Despite the intensity of the role, Miller adds that the experience of working on the show with a skeleton crew under Covid-safe conditions was “unbelievably joyful.”

“Over the years, I have noticed that comedy sets tend to be quite dull and serious, while on drama sets about really dark subjects, everyone is just laughing and joking the whole time,” he says.

Meanwhile, Miller, who recently starred in Netflix’s global hit Bridgerton as Lord Featherington, believes the genres of comedy and drama are blending more than ever. He puts this down to the streaming revolution, allowing executives to throw the shackles off when it comes to how TV is commissioned.

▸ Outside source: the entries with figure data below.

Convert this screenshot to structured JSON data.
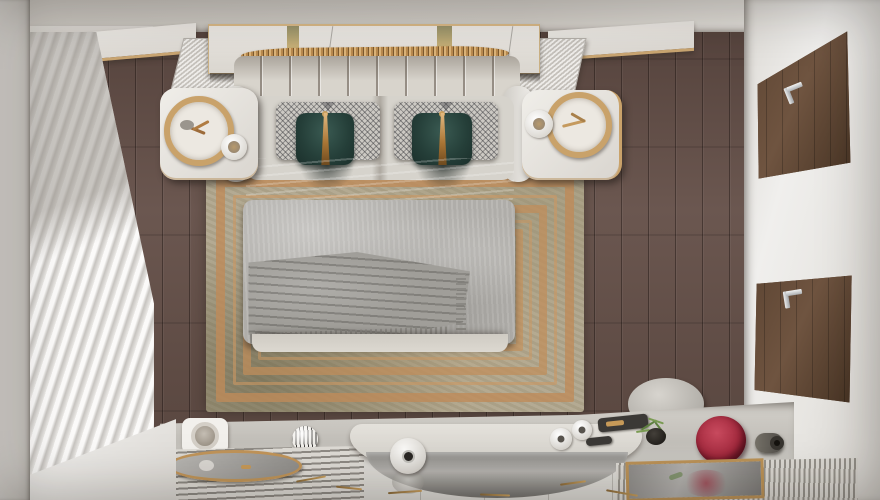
{
  "scene": {
    "title": "Bedroom interior, top-down 3D render",
    "view": "top-down",
    "room_type": "bedroom",
    "visible_text": "none"
  },
  "palette": {
    "floor_wood": "#5f4c45",
    "wall_gray": "#ccc8c2",
    "wall_white": "#eceae7",
    "curtain_white": "#f2f1ef",
    "headboard_cream": "#d8d4cc",
    "pillow_teal": "#2c4a43",
    "pillow_gold_band": "#b98a52",
    "pillow_houndstooth": "#ccc9c3",
    "duvet_gray": "#b6b4b0",
    "throw_gray": "#a09e99",
    "rug_base_olive": "#b0a68d",
    "rug_copper": "#c08d5f",
    "door_walnut": "#5d4533",
    "handle_steel": "#c7c9cb",
    "accent_gold": "#c9a26a",
    "vase_red": "#a42a3e",
    "plant_green": "#5f8040",
    "console_gray": "#cbc8c2"
  },
  "regions": {
    "floor": {
      "label": "dark walnut plank floor"
    },
    "rug": {
      "label": "olive-beige area rug with concentric copper rectangle borders"
    },
    "wall_top": {
      "label": "headboard wall top band"
    },
    "wall_left": {
      "label": "left wall with window"
    },
    "wall_right": {
      "label": "right wall with walnut wardrobe doors"
    },
    "curtain": {
      "label": "sheer white pleated curtains over window"
    },
    "sill": {
      "label": "white window sill ledge"
    },
    "shelf_left": {
      "label": "floating shelf with gold trim (left of headboard)"
    },
    "shelf_right": {
      "label": "floating shelf with gold trim (right of headboard)"
    },
    "hatch_left": {
      "label": "ribbed metal wall panel left"
    },
    "hatch_right": {
      "label": "ribbed metal wall panel right"
    },
    "center_panel": {
      "label": "mirrored headboard panel with gold slatted wave sculpture"
    },
    "headboard": {
      "label": "cream channel-tufted headboard"
    },
    "bed": {
      "label": "double bed with gray duvet and knit throw"
    },
    "pillow_check_1": {
      "label": "houndstooth pillow left"
    },
    "pillow_check_2": {
      "label": "houndstooth pillow right"
    },
    "pillow_teal_1": {
      "label": "teal velvet cushion with gold band, left"
    },
    "pillow_teal_2": {
      "label": "teal velvet cushion with gold band, right"
    },
    "sheet": {
      "label": "folded top sheet"
    },
    "duvet": {
      "label": "light gray duvet"
    },
    "throw": {
      "label": "gray fringed knit throw"
    },
    "footboard": {
      "label": "bed end bench"
    },
    "nightstand_left": {
      "label": "white nightstand, left"
    },
    "nightstand_right": {
      "label": "white nightstand, right"
    },
    "ring_lamp_left": {
      "label": "gold ring table lamp with dried twigs, left"
    },
    "ring_lamp_right": {
      "label": "gold ring table lamp with dried twigs, right"
    },
    "cup_left": {
      "label": "ceramic cup on left nightstand"
    },
    "cup_right": {
      "label": "ceramic cup on right nightstand"
    },
    "door_top": {
      "label": "walnut wardrobe door, upper right"
    },
    "door_bottom": {
      "label": "walnut wardrobe door, lower right"
    },
    "handle_top": {
      "label": "steel lever handle, upper door"
    },
    "handle_bottom": {
      "label": "steel lever handle, lower door"
    },
    "pouf": {
      "label": "round gray pouf"
    },
    "console": {
      "label": "vanity console along bottom wall"
    },
    "outlet": {
      "label": "round wall speaker / outlet plate"
    },
    "sphere_vase": {
      "label": "striped sphere vase"
    },
    "desk": {
      "label": "curved white vanity desk"
    },
    "arc_mirror": {
      "label": "curved mirror front of vanity"
    },
    "vase_white_big": {
      "label": "white round vase with dark mouth"
    },
    "vases_white_small": {
      "label": "pair of small white vases"
    },
    "trays_dark": {
      "label": "dark trays with gold objects"
    },
    "plant": {
      "label": "green plant sprigs in dark pot"
    },
    "vase_red": {
      "label": "crimson textured round vase"
    },
    "knob_vase": {
      "label": "dark cylinder vessel"
    },
    "bench_slatted": {
      "label": "slatted bench with oval gold mirror tray"
    },
    "tray_oval": {
      "label": "gold-rimmed oval mirror tray"
    },
    "bench_ribbed": {
      "label": "ribbed fabric bench, bottom right"
    },
    "mirror_tray_right": {
      "label": "gold-framed mirror tray reflecting red vase"
    },
    "tiles": {
      "label": "white tile floor strip"
    },
    "gold_sticks": {
      "label": "scattered gold sticks decor"
    }
  }
}
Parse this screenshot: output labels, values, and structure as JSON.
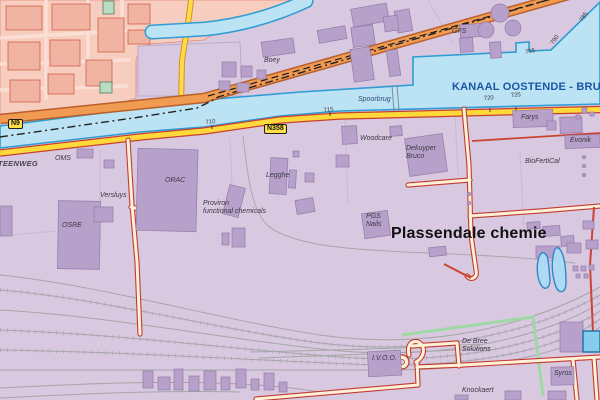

“I’m very interested in that side of things and I’ve always loved the business side of what I do,” he says. “I love the way it’s become so international, and that was a huge reason for wanting to do this show as well. I love the way streaming services have just completely wrecked the old ideas of genres.

“We’re not restricted so much by having to develop through a drama department or a comedy department. You can have real exquisite moments of both in shows, and the breaking down of those genres has been a real development of things moving online.

“In the 1990s, everything was comedy, whereas now we’re all fascinated by crime. The sophistication of this genre has been just breathtaking over the last two to four years. We’ve seen some extraordinarily brilliant shows and it’s all being driven by this international cross-pollination that’s not really existed before.”

Miller, clearly an advocate for European drama, says the Scandinavian thrillers we’ve seen on BBC4, Walter Presents and other platforms are influencing both UK and US drama, offering Broadchurch and Big Little Lies as respective examples. And as TV becomes ever more local yet global, Miller believes broadcasters are upping their game to compete with global giants.

“The technology we’re using now is bringing it about, and the pandemic has only accelerated that because we’ve all watched each other’s shows. This is an ITV show but it can stand shoulder to shoulder with anything produced by the streamers.”